Cocycle condition on bundles as some equivalence relation?

Question

The three cocycle conditions on the transition maps of a fiber bundle look alot like the three condition defining equivalence relation - refelxivity, symmetry, and transitivity. I was wondering whether the cocycle condition(s) actually do come from some equivalence relation, and if so, which one?

Answer 1

Too long for a comment, but also not really an answer.

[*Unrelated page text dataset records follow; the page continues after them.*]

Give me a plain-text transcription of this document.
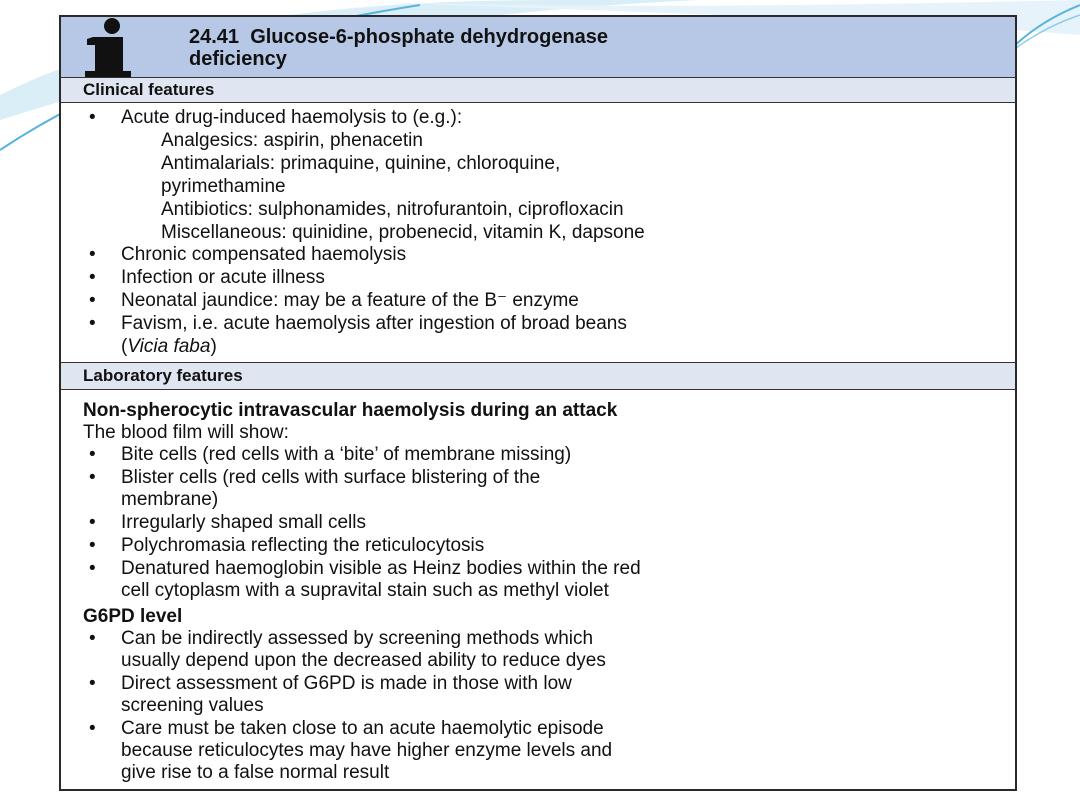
24.41 Glucose-6-phosphate dehydrogenase
deficiency
Clinical features
• Acute drug-induced haemolysis to (e.g.):
Analgesics: aspirin, phenacetin
Antimalarials: primaquine, quinine, chloroquine,
pyrimethamine
Antibiotics: sulphonamides, nitrofurantoin, ciprofloxacin
Miscellaneous: quinidine, probenecid, vitamin K, dapsone
• Chronic compensated haemolysis
• Infection or acute illness
• Neonatal jaundice: may be a feature of the B⁻ enzyme
• Favism, i.e. acute haemolysis after ingestion of broad beans
(Vicia faba)
Laboratory features
Non-spherocytic intravascular haemolysis during an attack
The blood film will show:
• Bite cells (red cells with a ‘bite’ of membrane missing)
• Blister cells (red cells with surface blistering of the
membrane)
• Irregularly shaped small cells
• Polychromasia reflecting the reticulocytosis
• Denatured haemoglobin visible as Heinz bodies within the red
cell cytoplasm with a supravital stain such as methyl violet
G6PD level
• Can be indirectly assessed by screening methods which
usually depend upon the decreased ability to reduce dyes
• Direct assessment of G6PD is made in those with low
screening values
• Care must be taken close to an acute haemolytic episode
because reticulocytes may have higher enzyme levels and
give rise to a false normal result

These conditions are more about the question of when partially defined vector bundles can be glued together to form a vector bundle on a larger space, so "compatibility" rather than "equivalence". The moral of these conditions is that if you stay in the intersection of a bunch of opens above which we have defined bundles, and run around on some loop of those bundles by transition functions, when you return home everything is the way you expected it to be (the function you have changed by is $\phi_{ii} = id$). Thus, locally, your glued construction looks the same as one of these partial constructions - which is good, because checking that something is a fiber bundle can be done locally once you have a global construction.

So to summarize - you can think of them like this:

1) What happens if I stay where I am? $(\phi_{ii} = 1)$

2) What happens if I hop over to a neighbor and then come right back? ($\phi_{ij} = \phi{ji}^{-1}$)

3) What happens if I go on a long journey and then come back? ($\phi_{ij} \phi_{jk} = \phi_{ik}$)

The same conditions and moral applies in many situations: gluing manifolds, gluing schemes, gluing sheaves, abstract descent data.